Identify Your Financial Goals
Whether you are a saver who wishes to save as much money as possible to retire early and do the things you love or a spender who likes to live in the moment without saving much for the future – it is essential that you discuss long term and short term financial goals with your partner.
You’ll need to discuss in detail how much money you’d like to have saved for the next 3, 5, 10 and 20 years so that you can both feel at ease with your finances.
Having financial goals makes you both work together as a team and feel like you are contributing to something real – your financial future. It is ideal to have a discussion with your partner and write out what your financial goals are and what you would like to accomplish financially over the next 5-20 years (and how you will get there).
Have a Plan to Eliminate Debt
Like many young couples, most people graduate with some form of debt – car loans, student loans or lines of credit.

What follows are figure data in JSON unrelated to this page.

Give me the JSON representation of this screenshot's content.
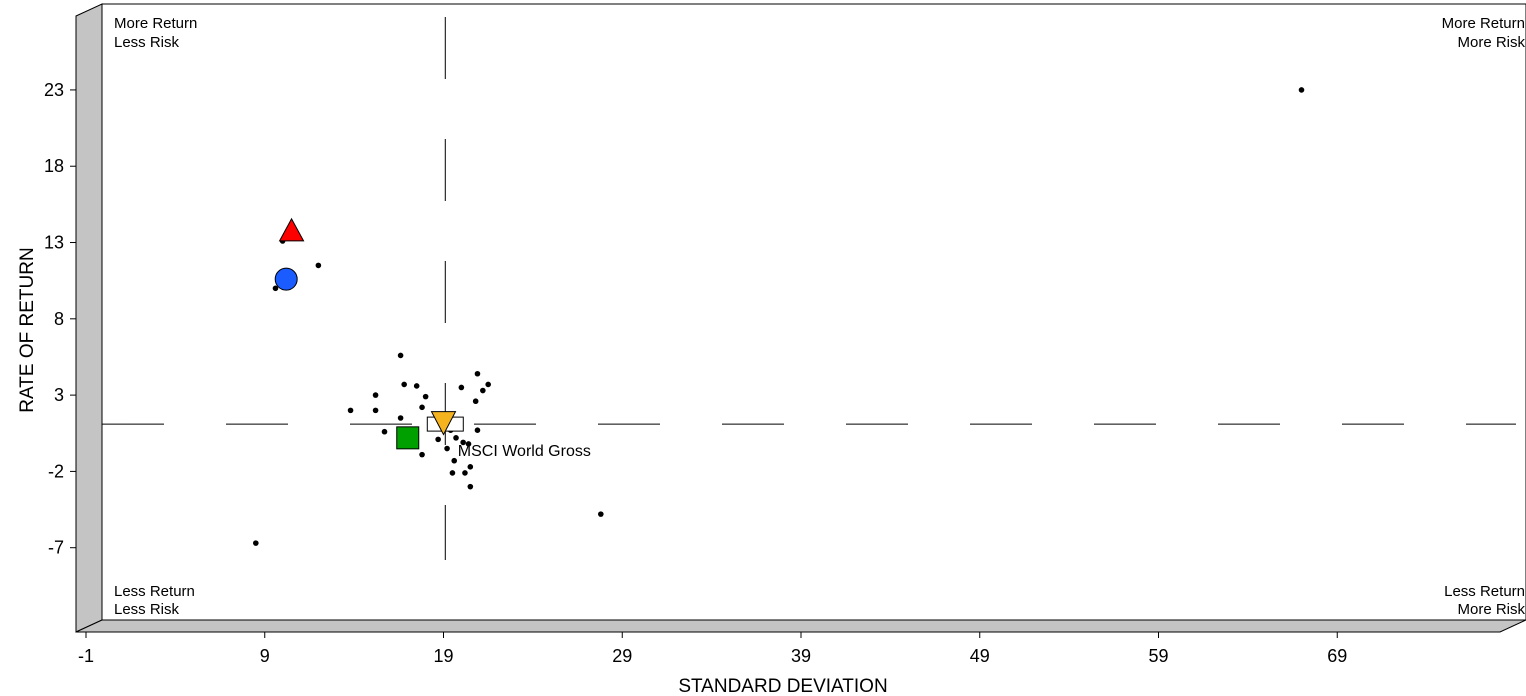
{
  "chart_data": {
    "type": "scatter",
    "xlabel": "STANDARD DEVIATION",
    "ylabel": "RATE OF RETURN",
    "xlim": [
      -1,
      79
    ],
    "ylim": [
      -12,
      28.5
    ],
    "x_ticks": [
      "-1",
      "9",
      "19",
      "29",
      "39",
      "49",
      "59",
      "69"
    ],
    "x_tick_values": [
      -1,
      9,
      19,
      29,
      39,
      49,
      59,
      69
    ],
    "y_ticks": [
      "23",
      "18",
      "13",
      "8",
      "3",
      "-2",
      "-7"
    ],
    "y_tick_values": [
      23,
      18,
      13,
      8,
      3,
      -2,
      -7
    ],
    "quadrants": {
      "top_left": [
        "More Return",
        "Less Risk"
      ],
      "top_right": [
        "More Return",
        "More Risk"
      ],
      "bottom_left": [
        "Less Return",
        "Less Risk"
      ],
      "bottom_right": [
        "Less Return",
        "More Risk"
      ]
    },
    "crosshair": {
      "x": 19.1,
      "y": 1.1
    },
    "annotation": {
      "text": "MSCI World Gross",
      "x": 19.8,
      "y": -0.6
    },
    "highlights": [
      {
        "shape": "triangle-up",
        "color": "#ff0000",
        "x": 10.5,
        "y": 13.7
      },
      {
        "shape": "circle",
        "color": "#1a5cff",
        "x": 10.2,
        "y": 10.6
      },
      {
        "shape": "square",
        "color": "#00a000",
        "x": 17.0,
        "y": 0.2
      },
      {
        "shape": "triangle-down",
        "color": "#f5b41e",
        "x": 19.0,
        "y": 1.2
      },
      {
        "shape": "rectangle",
        "color": "#ffffff",
        "x": 19.1,
        "y": 1.1
      }
    ],
    "points": [
      {
        "x": 67.0,
        "y": 23.0
      },
      {
        "x": 10.0,
        "y": 13.1
      },
      {
        "x": 12.0,
        "y": 11.5
      },
      {
        "x": 9.6,
        "y": 10.0
      },
      {
        "x": 8.5,
        "y": -6.7
      },
      {
        "x": 16.6,
        "y": 5.6
      },
      {
        "x": 20.9,
        "y": 4.4
      },
      {
        "x": 16.8,
        "y": 3.7
      },
      {
        "x": 17.5,
        "y": 3.6
      },
      {
        "x": 20.0,
        "y": 3.5
      },
      {
        "x": 21.5,
        "y": 3.7
      },
      {
        "x": 21.2,
        "y": 3.3
      },
      {
        "x": 15.2,
        "y": 3.0
      },
      {
        "x": 18.0,
        "y": 2.9
      },
      {
        "x": 20.8,
        "y": 2.6
      },
      {
        "x": 13.8,
        "y": 2.0
      },
      {
        "x": 15.2,
        "y": 2.0
      },
      {
        "x": 17.8,
        "y": 2.2
      },
      {
        "x": 16.6,
        "y": 1.5
      },
      {
        "x": 15.7,
        "y": 0.6
      },
      {
        "x": 18.7,
        "y": 0.1
      },
      {
        "x": 19.4,
        "y": 0.7
      },
      {
        "x": 20.9,
        "y": 0.7
      },
      {
        "x": 20.1,
        "y": -0.1
      },
      {
        "x": 19.7,
        "y": 0.2
      },
      {
        "x": 19.2,
        "y": -0.5
      },
      {
        "x": 20.4,
        "y": -0.2
      },
      {
        "x": 17.8,
        "y": -0.9
      },
      {
        "x": 20.5,
        "y": -1.7
      },
      {
        "x": 19.6,
        "y": -1.3
      },
      {
        "x": 20.2,
        "y": -2.1
      },
      {
        "x": 19.5,
        "y": -2.1
      },
      {
        "x": 20.5,
        "y": -3.0
      },
      {
        "x": 27.8,
        "y": -4.8
      }
    ]
  }
}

It is important to be open and honest with your partner about any debt that you may have.
When you get married you are taking on your partner’s debt – so it is best to air it all out for them to see. Along with this comes a plan to eliminate the debt.
Make sure you sit down with your partner and talk openly about the debt that you have and how you plan to eliminate it.
Having a plan to eliminate debt will reduce friction in the relationship, set clear goals to follow and make saving for larger purchases (new home, new car, etc) much easier.
Create a Monthly Budget
All of the financial tips above rely on one thing – creating a budget.
A monthly budget helps show what money is coming in and where the money is being spent. It doesn’t have to be fancy – a simple list of income and expenses is enough to start.
As time goes on you can add to the budget depending on your needs. The budget should include debt repayment (if any), living expenses and fixed costs. It should also incorporate your short term and long term financial goals.
For example, if your goal is to save for a trip to Mexico within one year you will need a clear idea of how much it will cost and then incorporate that into the monthly budget.
A starting point for your budget is your bank statements to see what money is coming in, what money is going out and exactly where it is being spent.
Conclusion: Experts say that the sooner a couple starts to talk openly about finances, the easier it becomes over time and the less chance of a breakup (or divorce) over finances. A budget should be realistic and include your short term and long term financial goals as well.
What other money tips do you have for young couples?